**HATIRA –2-**
Cevdet paşa tarihinde şöyle bir kıssa
anlatılır.
Osmanlı imparatorluğunun kurucusu Osman
Bey’ in babası Ertuğrul Bey Söğüt etrafında bir takım köyleri gezerken o
çevrede bir köye uğrar ve o köyde meşhur Şeyh Edebâli hazretlerinde misafir
kalır. Yatma zamanı gelince Şeyh Edebâli Hazretleri Ertuğrul Bey’ i yatacağı
odaya götürür Şeyh odadan çıkacağı
vakit, Ertuğrul Bey rafta bir kitap görür, ve
“Şeyh efendi şu raftaki kitap nedir?
Diye sorar.
Şeyh ;
Bu kitap Kur’an-ı Kerimdir.

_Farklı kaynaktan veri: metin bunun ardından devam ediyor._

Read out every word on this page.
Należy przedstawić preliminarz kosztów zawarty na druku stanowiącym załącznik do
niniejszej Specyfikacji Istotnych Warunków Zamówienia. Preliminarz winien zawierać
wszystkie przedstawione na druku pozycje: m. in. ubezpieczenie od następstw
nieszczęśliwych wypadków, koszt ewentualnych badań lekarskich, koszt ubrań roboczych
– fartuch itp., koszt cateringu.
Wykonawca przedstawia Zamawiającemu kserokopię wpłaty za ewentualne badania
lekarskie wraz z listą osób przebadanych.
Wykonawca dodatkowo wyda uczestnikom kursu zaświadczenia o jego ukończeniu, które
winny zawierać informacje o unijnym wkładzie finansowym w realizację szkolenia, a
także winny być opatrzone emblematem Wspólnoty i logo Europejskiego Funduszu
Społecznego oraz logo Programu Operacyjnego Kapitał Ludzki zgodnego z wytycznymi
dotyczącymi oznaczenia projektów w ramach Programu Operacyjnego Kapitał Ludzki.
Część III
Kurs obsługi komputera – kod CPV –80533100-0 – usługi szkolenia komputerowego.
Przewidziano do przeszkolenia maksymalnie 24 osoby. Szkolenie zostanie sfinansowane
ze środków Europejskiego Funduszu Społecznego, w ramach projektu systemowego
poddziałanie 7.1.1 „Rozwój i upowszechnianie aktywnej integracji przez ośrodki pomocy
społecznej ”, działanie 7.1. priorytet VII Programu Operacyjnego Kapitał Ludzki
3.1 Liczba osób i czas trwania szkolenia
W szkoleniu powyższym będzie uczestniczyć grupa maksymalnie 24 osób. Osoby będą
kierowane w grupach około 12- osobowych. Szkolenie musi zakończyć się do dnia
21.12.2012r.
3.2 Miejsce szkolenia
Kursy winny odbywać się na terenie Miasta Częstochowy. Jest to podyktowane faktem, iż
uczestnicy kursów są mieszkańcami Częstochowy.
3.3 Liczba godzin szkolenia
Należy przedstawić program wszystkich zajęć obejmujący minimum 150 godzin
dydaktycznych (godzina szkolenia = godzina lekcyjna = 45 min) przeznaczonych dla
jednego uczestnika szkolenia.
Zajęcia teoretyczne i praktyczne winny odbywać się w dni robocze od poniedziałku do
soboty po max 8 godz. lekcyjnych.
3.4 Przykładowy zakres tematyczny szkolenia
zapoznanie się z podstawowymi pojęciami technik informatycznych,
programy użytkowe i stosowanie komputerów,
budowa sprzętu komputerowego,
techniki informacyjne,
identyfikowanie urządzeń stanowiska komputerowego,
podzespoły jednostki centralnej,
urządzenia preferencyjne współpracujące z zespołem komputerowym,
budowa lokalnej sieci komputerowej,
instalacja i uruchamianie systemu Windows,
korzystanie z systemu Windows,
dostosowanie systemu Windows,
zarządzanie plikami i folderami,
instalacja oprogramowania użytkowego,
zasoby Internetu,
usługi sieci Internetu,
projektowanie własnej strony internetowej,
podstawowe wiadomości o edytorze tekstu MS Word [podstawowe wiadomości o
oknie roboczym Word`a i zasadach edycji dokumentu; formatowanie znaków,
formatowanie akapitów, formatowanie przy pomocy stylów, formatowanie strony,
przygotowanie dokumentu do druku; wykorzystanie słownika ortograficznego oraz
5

Cenab-ı Hakkın gönderdiği ahkam ve şeriatın
hepsi bundadır, dedikten sonra dışarıya çıkar.
Ertuğrul Bey bir abdest alır ve namaz
kılar. (bu namaz yatsı namazımı yoksa nafile namaz mıdır bilinmez.)
Sabaha kadar Kur’an-ı Kerimin
karşısında duvara yaslanmak sûretiyle ayakta bekler, tam şafak sökeceği vakit o
anda bir an uyuklamış.
Bir ses ;
Ey!
Ertuğrul sen ki bizim kitabımıza hürmet ettin bizde senin evladına kıyamete kadar
büyük bir saltanat verdik.
Bu rüya Şeyhe anlatılır. Sonra ayrıca
oğlu Osman Bey’e anlatılır. Ertuğrul bey’in oğlu Osman gâzi ayın şekilde, köyde
Şeyh Edebâli nin evinde misafir olarak kalır. Ve bir rüya görür.
Şeyh Edebâlinin kucağından bir ay
çıkar Osman Gâzi’ye gelir. Bundan sonra Osman Bey’in göbeğinden koca bir çınar
bitmiş. Dalları o kadar büyük ki sanki dünyayı kaplıyor. Sanki dünya o ağacın
dalları altında gölgeleniyor.
Osman Bey sabahleyin bu rüyayı Şeyhe
anlatır ve o da şöyle tabir eder.
“Evladım bu rüyanın tabiri benim kızım
mâl hatun senin nikahlı eşin olacak bu nikahlanmadan sonra Cenabı hak size bir
devlet ihsan edecek ve bu büyük devler kıyamete kadar devam edecek. Aynı şey
meydana gelmiştir. Bunun sebebi Kur’an-ı Kerime gösterilen saygıdır.